Underwater performance artist and marine conservation activist

Hannah Fraser (born 6 February 1974), known professionally as Hannah Mermaid, is a professional model, actress, dancer, and performer who specialises in underwater and ocean-oriented freediving performances, often in mermaid costume. She is a central figure in modern mermaiding and is an ocean ecology activist.

== Early life ==
Fraser grew up in Australia. She made her first mermaid tail at the age of 9, inspired by 1984 film Splash. She began performing as a mermaid in 2003. She has been featured in photo shoots, advertising campaigns and on film.

Her father, Andy, was a founding member of the rock band Free when he was just 15. He died in 2015.

== Career ==
Her marine conservation activism has included campaigning against the overfishing and culling of sharks, dolphins and whales, and against unsustainable fishing practices and ocean pollution, often in conjunction with Greenpeace.

She appeared in the ecological documentary The Cove, which won the 2010 Academy Award for Best Documentary Feature for its portrayal of the Taiji dolphin drive hunt.

In 2013, she was featured in an underwater fashion shoot with whale sharks in the Philippines, designed to publicise the ecological impact of the shark-finning industry on the shark population.

Also in 2013, she starred in a conservation film, Betrayal, to campaign against the hunting of humpback whales with which she freedived in Tonga. That same year she night dived while breath-holding at 30 ft depth with manta rays in Kona, Hawaii, to raise awareness of their non-protected status. To highlight her ecological message, Fraser and Shawn Heinrichs released Manta's Last Dance, a video of Fraser's freedive performance with manta rays, just two weeks prior to the Convention on International Trade in Endangered Species (CITES). The video, played to CITES delegates, is cited as having contributed to manta rays securing worldwide protected status.

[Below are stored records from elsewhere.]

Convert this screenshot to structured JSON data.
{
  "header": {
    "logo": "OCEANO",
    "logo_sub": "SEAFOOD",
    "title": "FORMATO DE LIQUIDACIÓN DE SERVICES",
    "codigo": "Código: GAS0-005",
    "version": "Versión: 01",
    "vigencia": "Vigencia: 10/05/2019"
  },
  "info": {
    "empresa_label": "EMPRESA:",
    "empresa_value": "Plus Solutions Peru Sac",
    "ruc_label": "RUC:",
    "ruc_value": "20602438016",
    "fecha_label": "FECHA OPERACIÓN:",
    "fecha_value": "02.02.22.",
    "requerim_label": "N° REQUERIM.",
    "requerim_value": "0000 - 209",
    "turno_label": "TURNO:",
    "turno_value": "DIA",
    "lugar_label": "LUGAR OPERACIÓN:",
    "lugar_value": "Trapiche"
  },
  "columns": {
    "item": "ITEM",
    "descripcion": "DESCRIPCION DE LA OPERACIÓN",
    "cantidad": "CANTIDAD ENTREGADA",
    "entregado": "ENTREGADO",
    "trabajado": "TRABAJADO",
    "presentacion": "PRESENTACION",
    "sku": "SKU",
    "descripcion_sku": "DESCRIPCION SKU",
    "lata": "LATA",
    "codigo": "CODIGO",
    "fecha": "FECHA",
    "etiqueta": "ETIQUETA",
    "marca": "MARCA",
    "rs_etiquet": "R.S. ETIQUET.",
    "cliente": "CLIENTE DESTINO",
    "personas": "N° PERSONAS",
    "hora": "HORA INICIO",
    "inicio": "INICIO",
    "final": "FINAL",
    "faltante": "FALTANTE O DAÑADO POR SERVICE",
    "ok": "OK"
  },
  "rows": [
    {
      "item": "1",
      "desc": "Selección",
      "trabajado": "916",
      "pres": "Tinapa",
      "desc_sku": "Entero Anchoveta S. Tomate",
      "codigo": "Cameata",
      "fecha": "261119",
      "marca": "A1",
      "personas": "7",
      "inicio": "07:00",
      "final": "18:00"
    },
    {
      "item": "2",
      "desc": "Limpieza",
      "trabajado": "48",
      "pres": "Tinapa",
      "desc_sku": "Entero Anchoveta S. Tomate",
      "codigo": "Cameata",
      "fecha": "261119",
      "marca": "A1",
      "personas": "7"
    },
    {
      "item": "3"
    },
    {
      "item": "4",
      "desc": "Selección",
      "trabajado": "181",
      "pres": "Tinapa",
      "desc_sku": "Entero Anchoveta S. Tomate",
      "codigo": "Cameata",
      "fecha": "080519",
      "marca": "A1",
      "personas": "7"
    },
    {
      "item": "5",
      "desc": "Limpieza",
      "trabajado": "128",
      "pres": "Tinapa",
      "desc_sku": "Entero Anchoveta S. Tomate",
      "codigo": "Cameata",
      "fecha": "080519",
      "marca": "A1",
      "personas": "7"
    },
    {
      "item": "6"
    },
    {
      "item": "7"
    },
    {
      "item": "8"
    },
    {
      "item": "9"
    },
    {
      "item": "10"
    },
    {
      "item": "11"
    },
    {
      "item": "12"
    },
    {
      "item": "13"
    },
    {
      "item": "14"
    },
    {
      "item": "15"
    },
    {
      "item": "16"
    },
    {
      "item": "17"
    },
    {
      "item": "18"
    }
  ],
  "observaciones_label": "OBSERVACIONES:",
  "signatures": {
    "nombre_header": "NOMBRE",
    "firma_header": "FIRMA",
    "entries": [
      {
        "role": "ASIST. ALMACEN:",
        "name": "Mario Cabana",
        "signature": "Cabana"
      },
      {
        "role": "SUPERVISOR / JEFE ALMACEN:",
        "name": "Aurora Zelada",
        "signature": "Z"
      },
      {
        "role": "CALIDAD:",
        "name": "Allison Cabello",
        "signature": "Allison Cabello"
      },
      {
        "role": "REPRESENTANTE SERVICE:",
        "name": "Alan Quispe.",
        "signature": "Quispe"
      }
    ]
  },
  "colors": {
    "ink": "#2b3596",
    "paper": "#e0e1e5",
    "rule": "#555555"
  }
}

She appeared in the TV documentary film Great White Shark: Beyond the Cage of Fear in 2013, in which she freedived with a mature great white shark while wearing a mermaid tail but notably had no armour or cage.

In 2014, she freedived on a film shoot with tiger sharks, unarmoured and without scuba gear, in order to highlight the Australian Government's policy of culling tiger sharks to protect tourists. The decision to cull was later reversed. Fraser also appeared on the Discovery Channel alongside Sharkanado's Tara Reid, where she was interviewed about her dive with tiger sharks and on 20/20 ABC News.

In 2015 in Valencia, Spain, she delivered a TEDx Talk as part of the United Nations' World Oceans Day in which she explained her role as an ocean ecological activist.